В кровати, слишком широкой для одного и слишком узкой для двоих, он лежал с нею рядом, так что ее волосы почти касались его губ, и думал, что сказать в союзе и как получить работу. И мысленно, пока тянулись часы, он сжигал свои корабли. Чтобы получить пособие по безработице, ему придется рассказать в своем профсоюзе, что случилось. К черту союз! Не станет он перед ними отчитываться! Он-то знает, почему стащил эти книги, но никому больше дела нет, никто не поймет его переживаний, когда он видел, как она лежала обессиленная, бледная, исхудавшая. Надо самому пробиваться! А ведь безработных полтора миллиона!

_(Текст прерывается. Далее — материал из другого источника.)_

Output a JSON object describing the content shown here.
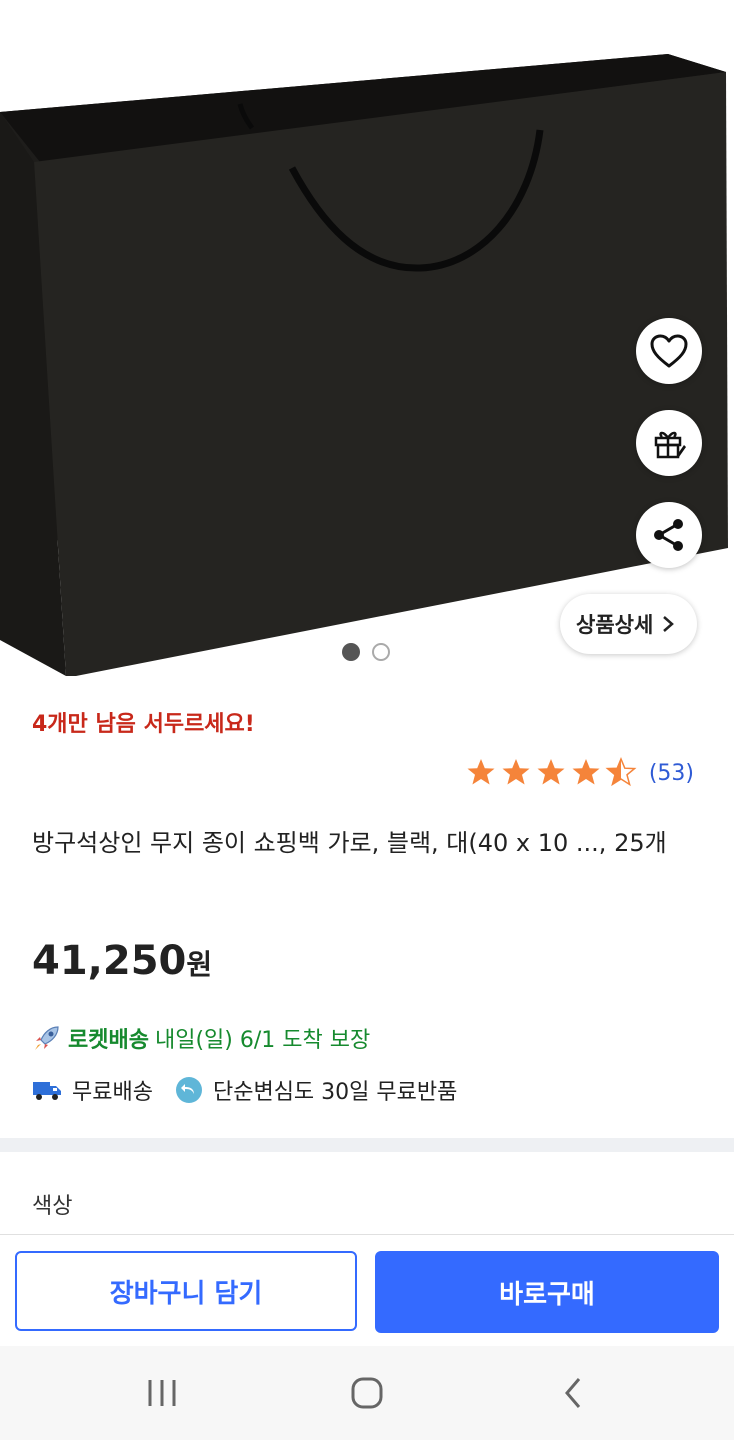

Ладно, у него хватит денег на две недели, а там что-нибудь подвернется: может, он рискнет монеткой-другой – и выиграет, почем знать! Вик зашевелилась во сне. «Да, – подумал он, – я бы опять это сделал…»
На следующий день, пробегав много часов, он стоял под серым облачным небом, на серой улице, перед зеркальной витриной, за которой лежали груды фруктов, снопы колосьев, самородки золота и сверкающие синие бабочки под искусственным золотым солнцем австралийской рекламы. Бикету, никогда не выезжавшему из Англии и даже редко из Лондона, казалось, что он стоит в преддверии рая. В конторе атмосфера была не такая уж лучезарная, и деньги на проезд требовались значительные, но рай стал ближе, когда ему дали проспекты, которые почти что жгли ему руки – до того казались горячими.

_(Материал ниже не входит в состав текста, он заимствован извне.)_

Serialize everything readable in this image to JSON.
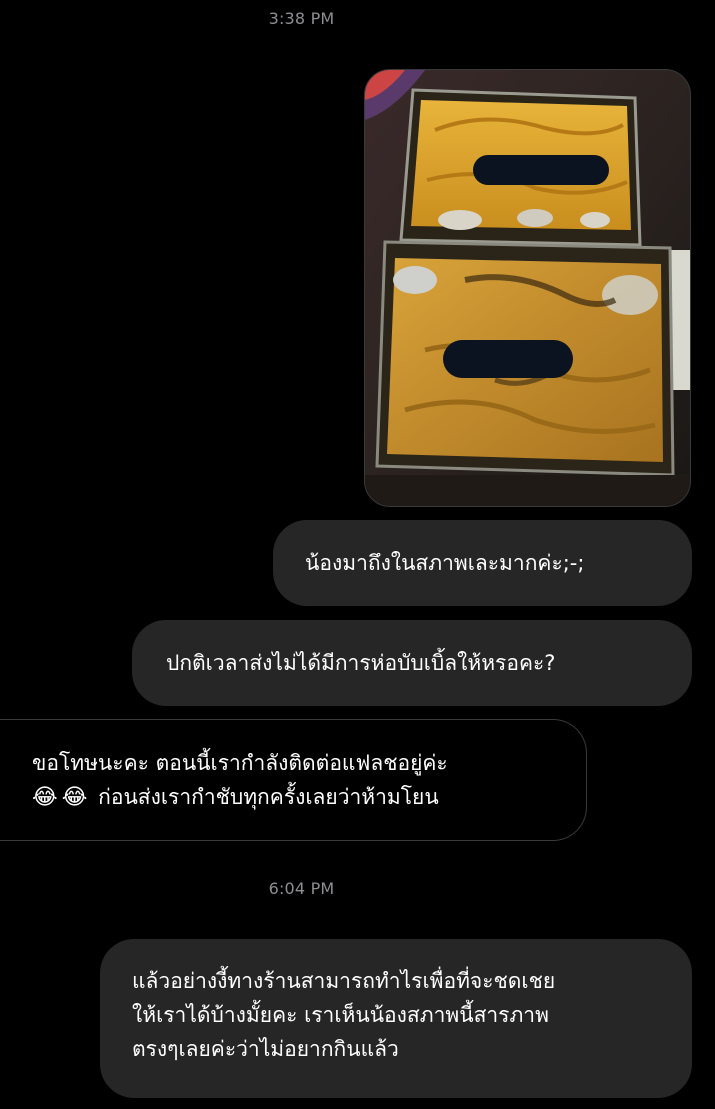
{
  "conversation": {
    "timestamps": [
      "3:38 PM",
      "6:04 PM"
    ],
    "messages": [
      {
        "direction": "outgoing",
        "lines": [
          "น้องมาถึงในสภาพเละมากค่ะ;-;"
        ]
      },
      {
        "direction": "outgoing",
        "lines": [
          "ปกติเวลาส่งไม่ได้มีการห่อบับเบิ้ลให้หรอคะ?"
        ]
      },
      {
        "direction": "incoming",
        "lines": [
          "ขอโทษนะคะ ตอนนี้เรากำลังติดต่อแฟลชอยู่ค่ะ",
          "ก่อนส่งเรากำชับทุกครั้งเลยว่าห้ามโยน"
        ],
        "emojis": [
          "😂",
          "😂"
        ]
      },
      {
        "direction": "outgoing",
        "lines": [
          "แล้วอย่างงี้ทางร้านสามารถทำไรเพื่อที่จะชดเชย",
          "ให้เราได้บ้างมั้ยคะ เราเห็นน้องสภาพนี้สารภาพ",
          "ตรงๆเลยค่ะว่าไม่อยากกินแล้ว"
        ]
      }
    ]
  },
  "colors": {
    "background": "#000000",
    "outgoing_bubble": "#262626",
    "incoming_border": "#3a3a3c",
    "timestamp": "#8e8e93",
    "text": "#ffffff"
  }
}
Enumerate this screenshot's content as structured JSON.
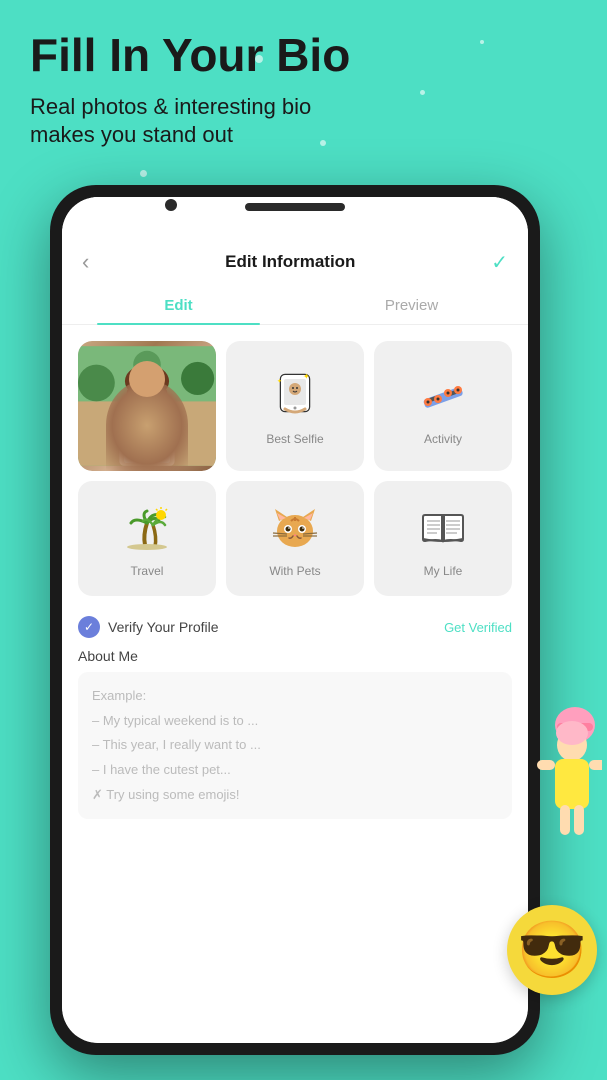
{
  "page": {
    "background_color": "#4DDFC4",
    "title": "Fill In Your Bio",
    "subtitle": "Real photos & interesting bio\nmakes you stand out"
  },
  "phone": {
    "nav": {
      "back_icon": "‹",
      "title": "Edit Information",
      "check_icon": "✓"
    },
    "tabs": [
      {
        "label": "Edit",
        "active": true
      },
      {
        "label": "Preview",
        "active": false
      }
    ],
    "photo_cells": [
      {
        "type": "user_photo",
        "label": ""
      },
      {
        "type": "icon",
        "icon": "selfie",
        "label": "Best Selfie"
      },
      {
        "type": "icon",
        "icon": "skateboard",
        "label": "Activity"
      },
      {
        "type": "icon",
        "icon": "travel",
        "label": "Travel"
      },
      {
        "type": "icon",
        "icon": "pets",
        "label": "With Pets"
      },
      {
        "type": "icon",
        "icon": "book",
        "label": "My Life"
      }
    ],
    "verify": {
      "label": "Verify Your Profile",
      "action": "Get Verified"
    },
    "about_me": {
      "label": "About Me",
      "placeholder_lines": [
        "Example:",
        "– My typical weekend is to ...",
        "– This year, I really want to ...",
        "– I have the cutest pet...",
        "✗ Try using some emojis!"
      ]
    }
  },
  "decorations": {
    "emoji": "😎"
  }
}
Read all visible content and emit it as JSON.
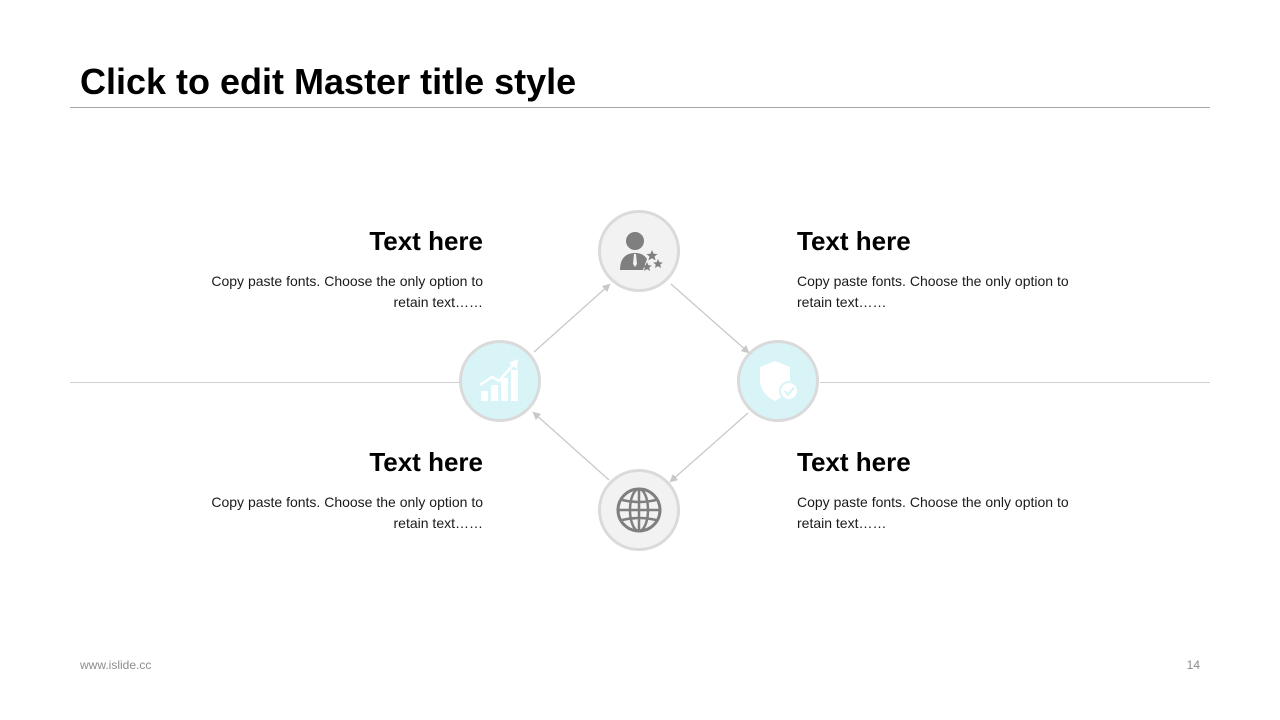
{
  "slide": {
    "title": "Click to edit Master title style"
  },
  "items": [
    {
      "heading": "Text here",
      "body": "Copy paste fonts. Choose the only option to retain text……",
      "icon": "user-stars-icon"
    },
    {
      "heading": "Text here",
      "body": "Copy paste fonts. Choose the only option to retain text……",
      "icon": "shield-check-icon"
    },
    {
      "heading": "Text here",
      "body": "Copy paste fonts. Choose the only option to retain text……",
      "icon": "growth-chart-icon"
    },
    {
      "heading": "Text here",
      "body": "Copy paste fonts. Choose the only option to retain text……",
      "icon": "globe-icon"
    }
  ],
  "colors": {
    "node_gray": "#f2f2f2",
    "node_cyan": "#d8f4f7",
    "node_border": "#dadada",
    "icon_gray": "#7f7f7f",
    "icon_white": "#ffffff",
    "rule": "#a6a6a6",
    "connector": "#c8c8c8"
  },
  "footer": {
    "url": "www.islide.cc",
    "page_number": "14"
  }
}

Усевшись в одно кресло – иногда лучше быть худым! – они вместе просматривали эти заколдованные страницы и впивали их жар.
– По-твоему, это все правда, Тони?
– Если тут хоть на тридцать процентов правды – с меня хватит. Нам непременно надо туда попасть, во что бы то ни стало! Поцелуй меня!
И под уличный грохот трамваев и фургонов, под дребезжание оконной рамы на сухом, пронизывающем восточном ветру они укрылись в свой спасительный, освещенный газом рай.
Часа через два после ухода Бикета Майкл медленно шел домой. Старик Дэнби прав, как всегда: если нельзя доверять упаковщикам – лучше закрыть лавочку. Не видя страдальческих глаз Бикета, Майкл сомневался. А может быть, у этого парня никакой жены и нет? Затем поведение Уилфрида вытеснило мысль о правдивости Бикета. Уилфрид так отрывисто, так странно говорил с ним последние три раза. Быть может, он поглощен стихами?
Майкл застал Тинг-а-Линга в холле у лестницы, где он упрямо ждал, не двигаясь. «Не пойду сам, – как будто говорил он, – пока кто-нибудь меня не отнесет. Пора бы, уже поздно!»
– А где твоя хозяйка, геральдическое существо?
Тинг-а-Линг фыркнул, словно намекая: «Я бы, пожалуй, согласился, чтобы вы понесли меня: эти ступеньки так утомительны!»
Майкл взял его на руки.
– Пойдем поищем ее.
Прижатый твердой рукой, непохожей на ручку его хозяйки, Тинг смотрел на него черными стекляшками-глазами, и султан его пушистого хвоста колыхался.
В спальне Майкл так рассеянно бросил его на пол, что он отошел, повесив хвост, и возмущенно улегся в своем углу.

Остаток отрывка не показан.